Just as significantly, Johri observes, the effectiveness and reliability of handheld POC echocardiography equipment currently depends on the operator and, to a lesser extent, the functionality of the equipment. Erroneous diagnoses or conclusions are among the troubles that can result when the technology is used by operators who lack significant experience with handheld ultrasound units, are unable to interpret the images or both.
According to Kirkpatrick, untrained or underskilled users may conclude that a patient is “fine” when their condition actually needs treatment. Conversely, he says, they may come to conclusions that set off unwarranted “alarm bells,” possibly leading to unnecessary interventions.
“I hope we never see billboards advertising law firms seeking to represent patients who were ‘harmed’ by missed or improper diagnoses made with these small machines,” Kirkpatrick continues. “But there is a legitimate question as to the standard of care and the liability of sub-optimally trained users attempting something beyond their skill level.”
At Northwestern University Hospital, Trueger reports, the ultrasound director consistently drives home “the point that POC echocardiography is for very focused exams, with very focused questions“ and use of the equipment is restricted to operators who know how to use it to obtain the answers to such specific questions.
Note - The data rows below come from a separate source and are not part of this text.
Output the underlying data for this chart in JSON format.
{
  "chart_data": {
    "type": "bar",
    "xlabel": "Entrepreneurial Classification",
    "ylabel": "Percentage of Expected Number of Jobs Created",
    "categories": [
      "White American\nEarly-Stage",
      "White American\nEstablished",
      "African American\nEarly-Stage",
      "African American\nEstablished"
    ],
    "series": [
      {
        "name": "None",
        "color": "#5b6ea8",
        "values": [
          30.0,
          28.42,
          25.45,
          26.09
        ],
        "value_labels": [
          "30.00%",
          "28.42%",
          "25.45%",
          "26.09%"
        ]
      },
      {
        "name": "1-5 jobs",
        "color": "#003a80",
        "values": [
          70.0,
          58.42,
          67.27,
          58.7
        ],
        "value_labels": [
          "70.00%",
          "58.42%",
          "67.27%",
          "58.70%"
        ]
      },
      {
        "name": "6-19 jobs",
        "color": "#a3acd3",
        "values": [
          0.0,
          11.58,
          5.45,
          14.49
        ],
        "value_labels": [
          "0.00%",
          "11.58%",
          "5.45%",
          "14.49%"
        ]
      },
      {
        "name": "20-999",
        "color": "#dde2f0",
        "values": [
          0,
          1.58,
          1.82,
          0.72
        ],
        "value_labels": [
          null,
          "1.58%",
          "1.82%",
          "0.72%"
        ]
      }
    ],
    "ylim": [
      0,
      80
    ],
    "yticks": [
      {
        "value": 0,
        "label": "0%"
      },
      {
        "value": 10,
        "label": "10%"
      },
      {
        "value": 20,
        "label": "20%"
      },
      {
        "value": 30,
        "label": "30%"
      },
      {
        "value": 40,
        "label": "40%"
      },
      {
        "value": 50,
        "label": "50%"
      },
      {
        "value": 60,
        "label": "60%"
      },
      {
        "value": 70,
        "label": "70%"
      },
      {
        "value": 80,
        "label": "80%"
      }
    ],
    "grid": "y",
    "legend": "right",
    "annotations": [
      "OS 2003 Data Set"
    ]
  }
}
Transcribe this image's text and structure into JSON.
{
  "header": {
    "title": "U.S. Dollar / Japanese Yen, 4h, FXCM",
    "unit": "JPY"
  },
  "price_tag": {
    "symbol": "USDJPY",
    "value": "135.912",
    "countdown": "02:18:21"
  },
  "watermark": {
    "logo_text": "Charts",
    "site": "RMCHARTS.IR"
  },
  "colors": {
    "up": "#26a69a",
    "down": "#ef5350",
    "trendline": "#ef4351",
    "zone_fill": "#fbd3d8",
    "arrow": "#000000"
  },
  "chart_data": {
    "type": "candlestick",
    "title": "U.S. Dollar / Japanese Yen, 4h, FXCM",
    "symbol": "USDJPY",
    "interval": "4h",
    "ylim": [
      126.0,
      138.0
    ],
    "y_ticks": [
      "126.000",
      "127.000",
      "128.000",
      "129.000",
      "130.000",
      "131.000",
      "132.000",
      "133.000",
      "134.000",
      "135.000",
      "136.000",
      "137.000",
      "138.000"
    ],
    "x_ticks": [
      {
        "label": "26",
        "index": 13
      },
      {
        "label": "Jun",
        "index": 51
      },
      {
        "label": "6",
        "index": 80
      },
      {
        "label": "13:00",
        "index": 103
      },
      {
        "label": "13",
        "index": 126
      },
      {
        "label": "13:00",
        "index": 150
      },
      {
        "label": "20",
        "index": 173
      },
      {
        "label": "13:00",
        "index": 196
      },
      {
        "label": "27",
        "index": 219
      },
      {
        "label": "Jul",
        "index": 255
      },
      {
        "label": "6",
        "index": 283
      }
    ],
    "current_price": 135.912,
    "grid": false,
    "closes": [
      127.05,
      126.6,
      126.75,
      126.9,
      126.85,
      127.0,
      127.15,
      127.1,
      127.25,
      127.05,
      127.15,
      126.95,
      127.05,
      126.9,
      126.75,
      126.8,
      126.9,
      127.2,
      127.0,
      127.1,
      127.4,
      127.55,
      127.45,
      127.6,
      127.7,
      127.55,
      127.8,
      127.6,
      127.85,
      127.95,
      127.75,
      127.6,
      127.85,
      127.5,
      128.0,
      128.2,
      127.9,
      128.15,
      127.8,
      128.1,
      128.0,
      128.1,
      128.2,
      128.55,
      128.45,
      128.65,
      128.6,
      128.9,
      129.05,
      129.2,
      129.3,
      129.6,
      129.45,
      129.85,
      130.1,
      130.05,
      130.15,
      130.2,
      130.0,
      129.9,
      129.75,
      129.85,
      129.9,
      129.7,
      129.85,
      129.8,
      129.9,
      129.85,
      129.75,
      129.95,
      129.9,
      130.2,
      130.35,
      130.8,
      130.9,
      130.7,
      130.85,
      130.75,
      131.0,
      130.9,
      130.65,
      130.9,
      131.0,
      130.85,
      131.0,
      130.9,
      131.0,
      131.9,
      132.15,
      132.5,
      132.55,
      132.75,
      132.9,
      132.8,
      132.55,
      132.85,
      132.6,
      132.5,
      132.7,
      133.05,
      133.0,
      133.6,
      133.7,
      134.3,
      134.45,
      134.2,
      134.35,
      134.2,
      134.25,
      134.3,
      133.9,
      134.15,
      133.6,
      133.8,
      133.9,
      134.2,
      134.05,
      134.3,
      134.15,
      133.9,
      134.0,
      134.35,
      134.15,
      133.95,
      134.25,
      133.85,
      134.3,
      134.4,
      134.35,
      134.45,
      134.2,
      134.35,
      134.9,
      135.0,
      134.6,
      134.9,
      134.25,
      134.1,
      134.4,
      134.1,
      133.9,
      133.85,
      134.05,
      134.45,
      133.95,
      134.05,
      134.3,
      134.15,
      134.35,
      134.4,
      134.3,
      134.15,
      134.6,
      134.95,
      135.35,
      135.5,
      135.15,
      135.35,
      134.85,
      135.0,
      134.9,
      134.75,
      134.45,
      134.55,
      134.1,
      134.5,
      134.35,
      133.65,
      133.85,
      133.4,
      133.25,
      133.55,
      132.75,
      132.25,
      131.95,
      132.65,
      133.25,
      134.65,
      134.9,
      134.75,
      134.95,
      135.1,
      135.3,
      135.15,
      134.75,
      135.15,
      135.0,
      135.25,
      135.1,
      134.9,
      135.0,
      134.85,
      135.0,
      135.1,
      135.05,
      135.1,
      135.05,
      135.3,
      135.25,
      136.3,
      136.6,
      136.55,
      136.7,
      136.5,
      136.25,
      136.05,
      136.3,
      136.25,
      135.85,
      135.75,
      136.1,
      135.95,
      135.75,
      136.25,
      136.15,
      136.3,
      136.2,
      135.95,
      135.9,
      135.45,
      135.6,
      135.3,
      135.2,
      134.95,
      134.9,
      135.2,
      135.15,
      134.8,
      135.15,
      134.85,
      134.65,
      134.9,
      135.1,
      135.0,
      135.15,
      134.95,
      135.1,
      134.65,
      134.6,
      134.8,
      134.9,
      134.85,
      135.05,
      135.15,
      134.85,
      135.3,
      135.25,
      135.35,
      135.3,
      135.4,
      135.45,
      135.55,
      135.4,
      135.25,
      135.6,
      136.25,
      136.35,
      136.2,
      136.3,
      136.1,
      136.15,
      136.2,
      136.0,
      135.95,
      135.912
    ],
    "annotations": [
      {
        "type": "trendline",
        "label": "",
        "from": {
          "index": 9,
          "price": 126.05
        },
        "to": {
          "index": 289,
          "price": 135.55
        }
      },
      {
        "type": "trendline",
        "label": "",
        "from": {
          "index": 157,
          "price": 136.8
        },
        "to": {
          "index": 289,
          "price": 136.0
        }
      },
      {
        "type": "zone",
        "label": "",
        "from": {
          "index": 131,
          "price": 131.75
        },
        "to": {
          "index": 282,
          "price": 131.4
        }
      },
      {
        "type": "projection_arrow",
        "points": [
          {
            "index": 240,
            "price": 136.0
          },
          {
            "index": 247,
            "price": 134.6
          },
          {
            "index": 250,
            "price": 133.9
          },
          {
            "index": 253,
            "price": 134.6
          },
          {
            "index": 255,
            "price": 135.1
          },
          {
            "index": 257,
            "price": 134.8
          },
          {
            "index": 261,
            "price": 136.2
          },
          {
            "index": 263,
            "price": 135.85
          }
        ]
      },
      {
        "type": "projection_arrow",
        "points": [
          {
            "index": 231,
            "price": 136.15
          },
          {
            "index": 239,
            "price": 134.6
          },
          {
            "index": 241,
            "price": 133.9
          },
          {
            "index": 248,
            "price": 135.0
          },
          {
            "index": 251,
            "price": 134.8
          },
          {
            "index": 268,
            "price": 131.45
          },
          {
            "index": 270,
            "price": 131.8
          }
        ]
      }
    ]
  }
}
“We should remember, too, that for certain indications, POC echocardiography with handheld devices is not the right answer,” Johri observes. He cites the assessment of cardiac pump propulsion. POC echocardiography does not allow for the necessary multiple views, advanced analysis (via 3D and/or strain analysis) and multifaceted formula-based measurements.
With such challenges and potential complications in mind, efforts to provide POC echocardiography education have gotten underway. ASE has incorporated a POC echocardiography curriculum into its ASE University online portal, and the VascNet cardiovascular research network publishes POCUS Journal under the auspices of CINQ.
In the future, artificial intelligence (AI) also may help to overcome some of handheld POC echocardiography's challenges. AI will be leveraged to augment, rather than replace, human interpretation of the images, Cullen predicts. The usage model will involve “computer-assisted interpretation, but still require the human element,” and proper operation of the device will continue to affect results, he says.
Regardless of future developments, and even with training, the benefits of handheld POC echocardiography will not outweigh the challenges unless the modality remains an adjunct to standard echocardiography, Kirkpatrick says. “The point, as always, will be to get the right test for the right patient at the right time,” he explains. “This is often more difficult, but using cardiac ultrasound across the spectrum of care has the potential to improve our ability to reach this goal.”